The company produced the video below to explain how it works:
It knows when you're excited
The camera uses built-in sensors — an image sensor, microphone, accelerometer, and GPS. It can also pair with 3rd party heart rate monitors so it can tell when you are excited during the filming. The camera assumes that what you are filming is exciting and worth including.
In the past, people used camcorders to capture significant events for posterity. Now, people film things to share them with the world.
Using the Graava app, users can select their preferred social media channels for a particular video clip and the app will automatically set the right time for it and publish with the touch of a button.
The company says the device knows when you are shooting a video with more than one Graava camera by comparing data from the onboard GPS and your phone, so if your friends also have a Graava, it can take footage from multiple perspectives and compile it into one video.
Uploads while wirelessly charging
If you want to add music, the edit system will produce the video to the beat of the song. When you're finished shooting, you place the device on the wireless charging mat and your footage is sent to the cloud or your computer.

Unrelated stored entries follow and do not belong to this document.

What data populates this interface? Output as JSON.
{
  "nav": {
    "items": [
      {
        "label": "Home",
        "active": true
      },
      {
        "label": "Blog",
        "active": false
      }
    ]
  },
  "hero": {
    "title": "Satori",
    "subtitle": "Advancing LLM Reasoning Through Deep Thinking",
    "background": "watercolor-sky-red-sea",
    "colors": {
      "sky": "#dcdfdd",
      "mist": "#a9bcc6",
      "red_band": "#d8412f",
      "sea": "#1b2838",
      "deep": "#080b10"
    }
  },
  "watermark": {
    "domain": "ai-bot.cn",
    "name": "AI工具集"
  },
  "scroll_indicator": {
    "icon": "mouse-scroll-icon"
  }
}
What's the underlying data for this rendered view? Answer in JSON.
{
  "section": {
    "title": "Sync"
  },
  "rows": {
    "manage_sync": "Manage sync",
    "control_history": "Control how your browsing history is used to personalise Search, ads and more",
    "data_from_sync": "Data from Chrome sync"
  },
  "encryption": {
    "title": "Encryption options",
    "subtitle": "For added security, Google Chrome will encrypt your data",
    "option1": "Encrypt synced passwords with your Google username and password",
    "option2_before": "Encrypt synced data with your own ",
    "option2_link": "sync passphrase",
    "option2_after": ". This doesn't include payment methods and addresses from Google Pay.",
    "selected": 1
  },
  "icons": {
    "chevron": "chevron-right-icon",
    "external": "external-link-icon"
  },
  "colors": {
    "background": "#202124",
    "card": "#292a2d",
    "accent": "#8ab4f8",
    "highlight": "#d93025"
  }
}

The makers of Graava say the camera is not just for capturing life's thrilling moments – it can be a security device as well. By tapping “home monitoring mode” in the Graava app, the camera records any movement within its range.
Will Graava pose a threat to the insanely popular GoPro or will it be another Flip? It remains to be seen, but it may have one thing going for it.
Currently, most videos uploaded to social media tend to be short clips. If Graava is able to deliver on its promise of longer, more coherent productions, then it will be easier for more wannabe YouTube stars to create content.
The camera will go on sale in early 2016 at $399, a comparable price point with GoPro. The company is taking advance orders until September 1 at $249.